C'est là que m'est venue
l'idée de les mettre en enfer et de les faire chacun le bourreau des deux
autres. Telle est la cause occasionnelle.
Par la suite d'ailleurs, je
dois dire , ces trois amis n'ont pas joué la pièce et , comme vous le
savez c'est Vitold, Tania Balachova et Gaby Sylvia qui l'ont jouée.
Mais il y avait à ce
moment-là des soucis plus généraux et j'ai voulu exprimer autre chose
dans la pièce que simplement ce que l'occasion me donnait. J'ai voulu
dire : l'enfer , c'est les autres. Mais "l'enfer, c'est les
autres" a toujours été mal compris. On a cru que je voulais dire
par là que nos rapports avec les autres étaient toujours empoisonnés,
que c'étaient toujours des rapports infernaux. Or, c'est autre chose que
je veux dire. Je veux dire que si les rapports avec autrui sont tordus,
viciés, alors l'autre ne peut-être que l'enfer. Pourquoi ? Parce que les
autres sont au fond ce qu'il y a de plus important en nous-mêmes pour
notre propre connaissance de nous-mêmes. Quand nous pensons sur nous,
quand nous essayons de nous connaître, au fond nous usons ses
connaissances que les autres ont déjà sur nous. Nous nous jugeons avec
les moyens que les autres ont, nous ont donné de nous juger. Quoique je
dise sur moi, toujours le jugement d'autrui entre dedans.

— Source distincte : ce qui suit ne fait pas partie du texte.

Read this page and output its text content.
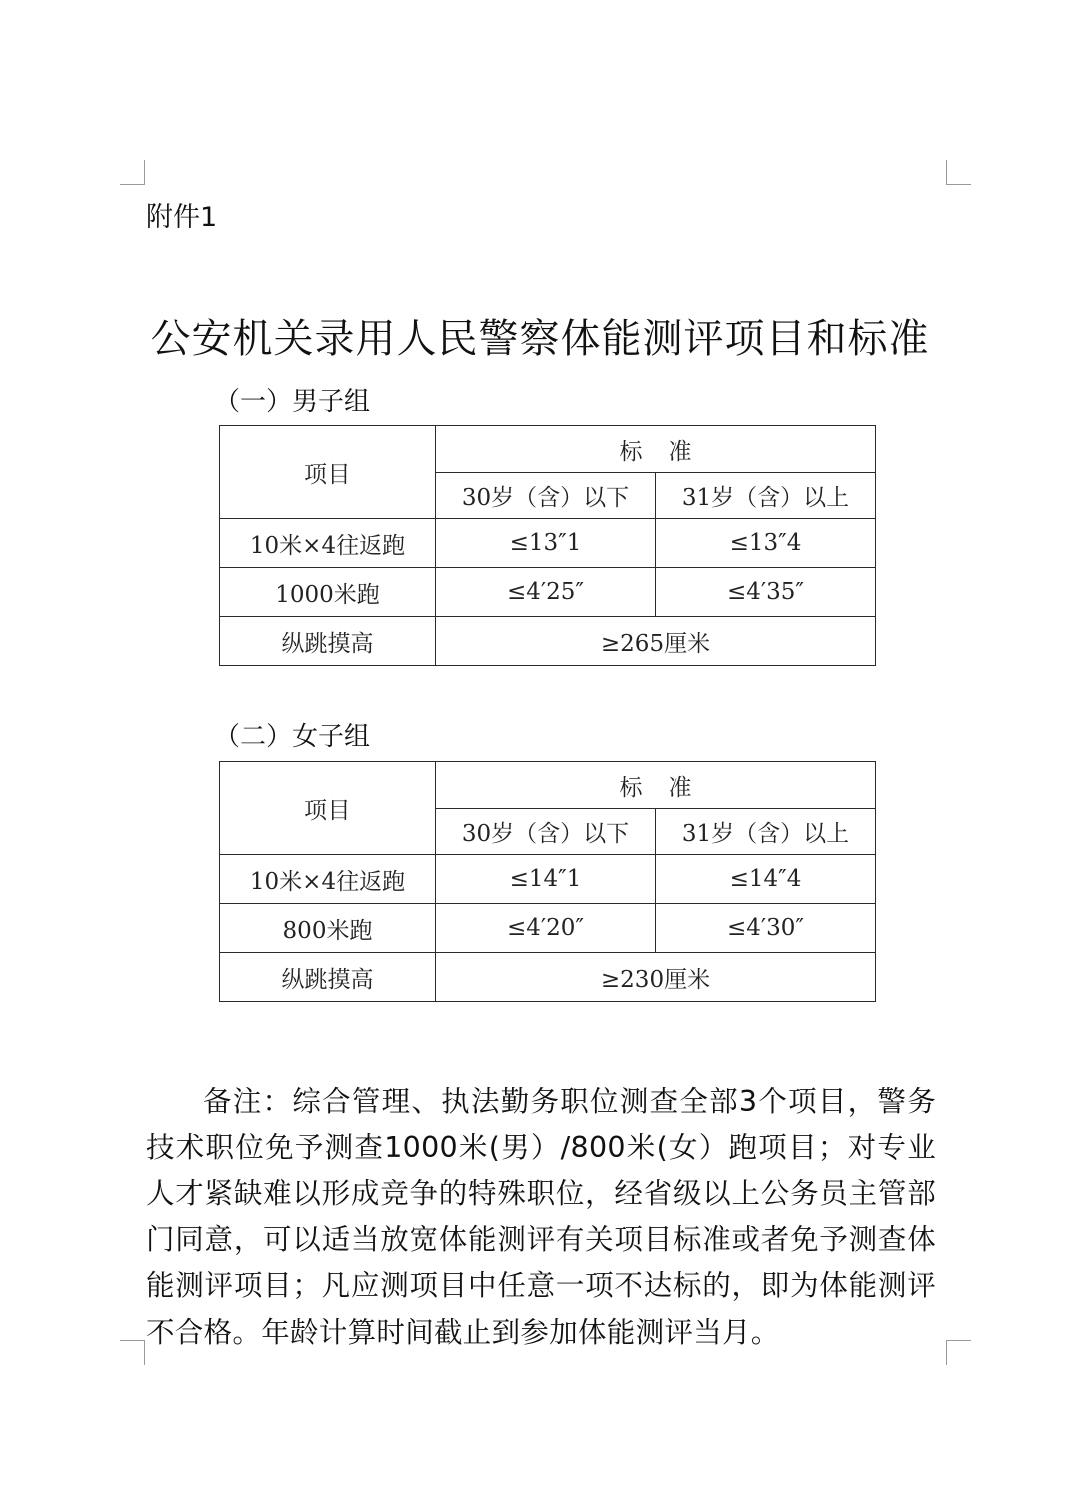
附件1
公安机关录用人民警察体能测评项目和标准
（一）男子组
项目	标准	
	30岁（含）以下	31岁（含）以上
10米×4往返跑	≤13″1	≤13″4
1000米跑	≤4′25″	≤4′35″
纵跳摸高	≥265厘米	
（二）女子组
项目	标准	
	30岁（含）以下	31岁（含）以上
10米×4往返跑	≤14″1	≤14″4
800米跑	≤4′20″	≤4′30″
纵跳摸高	≥230厘米	

备注：综合管理、执法勤务职位测查全部3个项目，警务技术职位免予测查1000米(男）/800米(女）跑项目；对专业人才紧缺难以形成竞争的特殊职位，经省级以上公务员主管部门同意，可以适当放宽体能测评有关项目标准或者免予测查体能测评项目；凡应测项目中任意一项不达标的，即为体能测评不合格。年龄计算时间截止到参加体能测评当月。
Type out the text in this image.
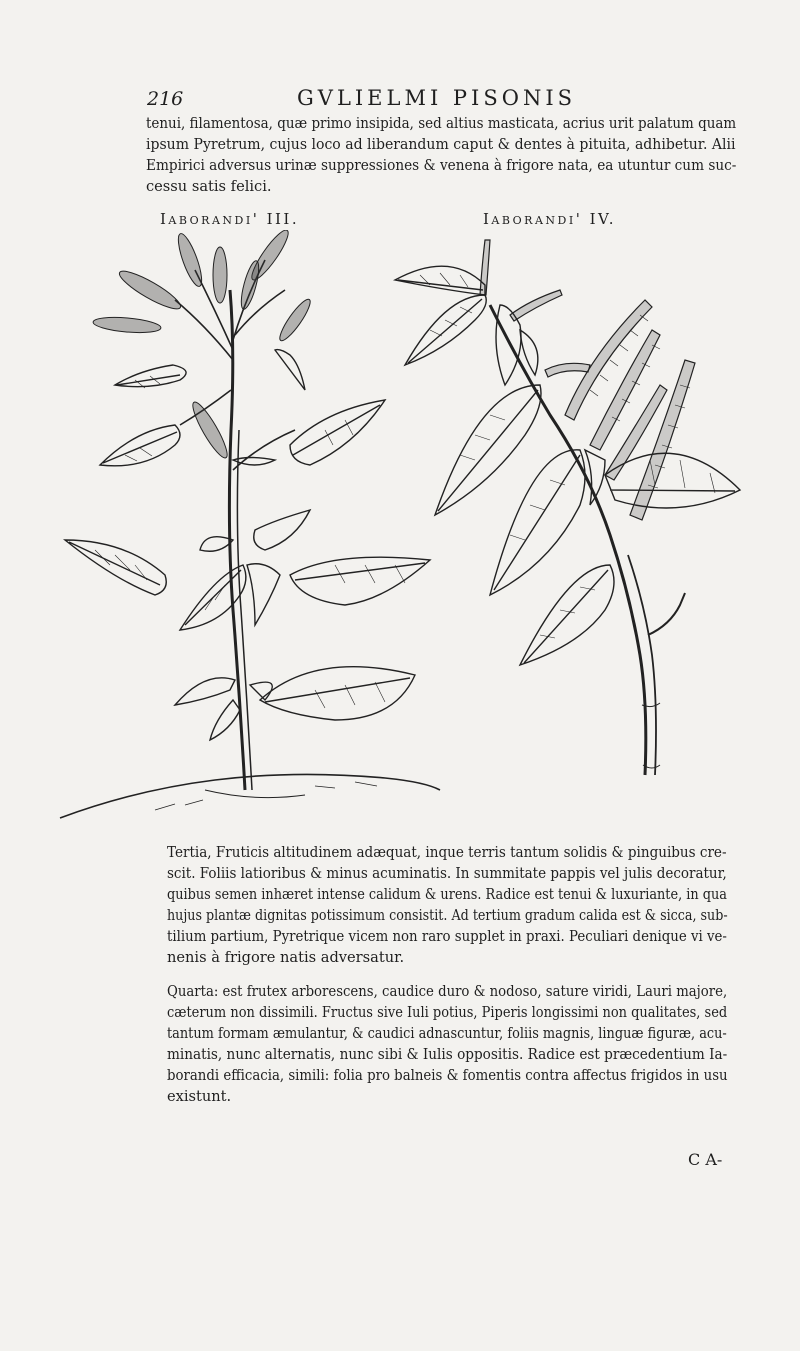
216	GVLIELMI PISONIS
tenui, filamentosa, quæ primo insipida, sed altius masticata, acrius urit palatum quam
ipsum Pyretrum, cujus loco ad liberandum caput & dentes à pituita, adhibetur. Alii
Empirici adversus urinæ suppressiones & venena à frigore nata, ea utuntur cum suc-
cessu satis felici.
Iaborandi' III.	Iaborandi' IV.
Tertia, Fruticis altitudinem adæquat, inque terris tantum solidis & pinguibus cre-
scit. Foliis latioribus & minus acuminatis. In summitate pappis vel julis decoratur,
quibus semen inhæret intense calidum & urens. Radice est tenui & luxuriante, in qua
hujus plantæ dignitas potissimum consistit. Ad tertium gradum calida est & sicca, sub-
tilium partium, Pyretrique vicem non raro supplet in praxi. Peculiari denique vi ve-
nenis à frigore natis adversatur.
Quarta: est frutex arborescens, caudice duro & nodoso, sature viridi, Lauri majore,
cæterum non dissimili. Fructus sive Iuli potius, Piperis longissimi non qualitates, sed
tantum formam æmulantur, & caudici adnascuntur, foliis magnis, linguæ figuræ, acu-
minatis, nunc alternatis, nunc sibi & Iulis oppositis. Radice est præcedentium Ia-
borandi efficacia, simili: folia pro balneis & fomentis contra affectus frigidos in usu
existunt.
C A-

Ce qui veut dire
que, si mes rapports sont mauvais, je me mets dans la totale dépendance
d'autrui. Et alors en effet je suis en enfer. Et il existe une quantité
de gens dans le monde qui sont en enfer parce qu'ils dépendent trop du
jugement d'autrui. Mais cela ne veut nullement dire qu'on ne puisse avoir
d'autres rapports avec les autres. Ça marque simplement l'importance
capitale de tous les autres pour chacun de nous.
Deuxième chose que je
voudrais dire, c'est que ces gens ne sont pas semblables à nous. Les
trois personnages que vous entendrez dans Huis Clos ne nous ressemblent
pas en ceci que nous sommes vivants et qu'ils sont morts. Bien entendu,
ici" morts" symbolise quelque chose. Ce que j'ai voulu indiquer,
c'est précisément que beaucoup de gens sont encroûtés dans une série
d'habitudes, de coutumes,, qu'ils ont sur eux des jugements dont ils
souffrent mais qu'ils ne cherchent même pas à changer. Et que ces gens-là
sont comme morts. En ce sens qu'ils ne peuvent briser le cadre de leurs
soucis, de leurs préoccupations et de leurs coutumes; et qu'ils restent
ainsi victimes souvent des jugements qu'on a portés sur eux. A partir de
là , il est bien évident qu'ils sont lâches ou méchants par exemple.
S'ils ont commencé à être
lâches , rien ne vient changer le fait qu'ils étaient lâches. C'est
pour cela qu'ils sont morts, c'est pour cela, c'est une manière de dire
que c'est une mort vivante que d'être entouré par le souci perpétuel de
jugements et d'actions que l'on ne veut pas changer. De sorte que , en vérité,
comme nous sommes vivants , j'ai voulu montrer pr l'absurde, l'importance
chez nous de la liberté, c'est à dire l'importance de changer les actes
par d'autres actes. Quel que soit le cercle d'enfer dans lequel nous
vivons, je pense que nous sommes libres de le briser. Et si les gens ne le
brisent pas, c'est encore librement qu'ils y restent . de sorte qu'ils se
mettent librement en enfer.
Vous voyez donc que,
rapports avec les autres, encroûtement et liberté , liberté comme
l'autre face à peine suggérée , ce sont les trois thèmes de la pièce.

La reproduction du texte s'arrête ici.